Most counties use another, more complicated procedure: The sheriff pays only the specified amount listed in the judgment entry to the foreclosure plaintiff directly, then sends the remaining sums to the court clerk to distribute under a supplemental court order.  In this process, foreclosure plaintiffs must file a petition for distribution that cites specific fees and costs incurred between the effective date of the judgment entry and sheriff sale date. A hearing may or may not be required. The additional court order goes to the clerk, who distributes any additional amounts. In this case, the foreclosure plaintiff may receive two separate payments that together equal the cash sums paid by the buyer up to the total debt of the foreclosure plaintiff, whichever is less.  

Procedure 3

In the third procedure, the sheriff sends all cash proceeds to the clerk of courts. Any interested party, including the judgment plaintiff, files a petition to distribute funds, even to collect those sums already ordered by the judgment entry itself.  

As a result, parties must account for additional debt beyond the sums itemized in the judgment entry with all three processes. However, when and how to provide the accounting varies.  
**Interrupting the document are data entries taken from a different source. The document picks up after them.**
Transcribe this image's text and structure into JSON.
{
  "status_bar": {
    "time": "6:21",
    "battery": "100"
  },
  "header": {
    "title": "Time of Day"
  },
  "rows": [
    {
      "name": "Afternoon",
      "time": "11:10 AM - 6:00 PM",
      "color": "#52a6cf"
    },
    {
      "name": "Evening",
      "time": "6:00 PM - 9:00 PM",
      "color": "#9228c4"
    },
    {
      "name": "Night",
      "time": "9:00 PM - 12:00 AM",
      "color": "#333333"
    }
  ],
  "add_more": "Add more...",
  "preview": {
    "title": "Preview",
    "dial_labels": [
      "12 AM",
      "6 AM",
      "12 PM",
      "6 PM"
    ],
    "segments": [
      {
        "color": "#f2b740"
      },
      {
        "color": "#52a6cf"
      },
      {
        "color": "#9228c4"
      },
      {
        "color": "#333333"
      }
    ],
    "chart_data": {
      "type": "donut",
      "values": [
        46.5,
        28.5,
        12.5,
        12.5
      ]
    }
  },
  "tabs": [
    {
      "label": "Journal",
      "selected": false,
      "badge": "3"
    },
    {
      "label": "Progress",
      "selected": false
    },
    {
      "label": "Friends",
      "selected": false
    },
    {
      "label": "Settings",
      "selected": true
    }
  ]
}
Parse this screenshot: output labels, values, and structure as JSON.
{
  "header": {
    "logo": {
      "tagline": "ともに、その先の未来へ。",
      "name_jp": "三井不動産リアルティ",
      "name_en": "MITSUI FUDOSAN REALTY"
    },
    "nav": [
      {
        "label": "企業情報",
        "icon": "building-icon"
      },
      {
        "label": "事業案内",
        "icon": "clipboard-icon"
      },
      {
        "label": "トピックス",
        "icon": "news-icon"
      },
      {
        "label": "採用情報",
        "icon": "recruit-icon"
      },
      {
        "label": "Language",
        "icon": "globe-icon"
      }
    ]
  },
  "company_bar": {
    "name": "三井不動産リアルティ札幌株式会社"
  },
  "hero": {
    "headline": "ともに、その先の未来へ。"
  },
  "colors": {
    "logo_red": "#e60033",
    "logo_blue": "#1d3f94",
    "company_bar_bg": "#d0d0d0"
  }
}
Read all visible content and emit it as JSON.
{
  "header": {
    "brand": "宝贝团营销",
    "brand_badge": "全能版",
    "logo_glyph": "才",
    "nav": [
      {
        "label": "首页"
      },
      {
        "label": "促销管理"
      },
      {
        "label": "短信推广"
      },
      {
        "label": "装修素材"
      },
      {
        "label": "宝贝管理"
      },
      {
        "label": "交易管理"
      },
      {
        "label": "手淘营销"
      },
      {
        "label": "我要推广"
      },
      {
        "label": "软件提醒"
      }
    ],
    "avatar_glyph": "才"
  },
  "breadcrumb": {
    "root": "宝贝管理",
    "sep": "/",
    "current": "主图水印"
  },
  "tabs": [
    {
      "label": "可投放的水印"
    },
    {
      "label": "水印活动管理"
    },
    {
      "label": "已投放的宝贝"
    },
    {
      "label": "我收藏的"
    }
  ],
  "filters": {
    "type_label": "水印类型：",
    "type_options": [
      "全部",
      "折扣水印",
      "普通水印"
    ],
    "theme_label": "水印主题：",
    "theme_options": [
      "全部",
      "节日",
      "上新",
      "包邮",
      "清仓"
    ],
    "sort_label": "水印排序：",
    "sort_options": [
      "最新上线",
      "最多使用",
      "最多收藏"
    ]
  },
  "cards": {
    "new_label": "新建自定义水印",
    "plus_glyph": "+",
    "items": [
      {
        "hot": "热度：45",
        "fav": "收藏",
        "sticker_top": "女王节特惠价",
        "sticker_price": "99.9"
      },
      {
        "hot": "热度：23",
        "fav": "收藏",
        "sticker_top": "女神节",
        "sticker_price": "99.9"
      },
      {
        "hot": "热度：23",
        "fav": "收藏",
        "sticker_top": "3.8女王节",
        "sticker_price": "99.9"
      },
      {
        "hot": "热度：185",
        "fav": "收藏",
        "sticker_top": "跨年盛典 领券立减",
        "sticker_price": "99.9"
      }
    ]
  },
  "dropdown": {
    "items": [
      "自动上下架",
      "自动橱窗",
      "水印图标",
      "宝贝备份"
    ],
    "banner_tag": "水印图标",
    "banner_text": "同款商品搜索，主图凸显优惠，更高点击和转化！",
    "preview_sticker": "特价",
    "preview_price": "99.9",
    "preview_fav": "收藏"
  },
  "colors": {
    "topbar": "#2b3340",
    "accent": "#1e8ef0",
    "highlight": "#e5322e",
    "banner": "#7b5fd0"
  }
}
In the first procedure, foreclosure plaintiffs provide an accounting to the sheriff via an itemized breakdown, but no additional evidence is required unless post-sale litigation arises. In the second and third procedures, the itemized accounting is provided in a petition for distribution filed by the foreclosure plaintiff after the sheriff sale. Whether an affidavit from the foreclosure plaintiff is required to verify those sums formally varies from judge to judge.  

Process Needs Professionals and Patience

Clearly, it is important for loan servicers and foreclosure plaintiffs to understand that in Indiana, foreclosure case post-sale processes may vary considerably. These variations could increase or decrease timelines, require more or less involvement from the loan servicer, result in additional attorney fees, and subject some post-judgment debt to additional scrutiny.  Servicers need experienced, knowledgeable, and respected preferred counsel to advise the promptest course of action to conclude each foreclosure matter. Having patience while sheriffs, judges, and clerks continue to modify their processes for handling unprecedented amounts of cash proceeds from third-party sales also goes a long way.

This publication is for informational purposes only and does not constitute an opinion of MDK.
Do not rely on this publication without seeking legal counsel.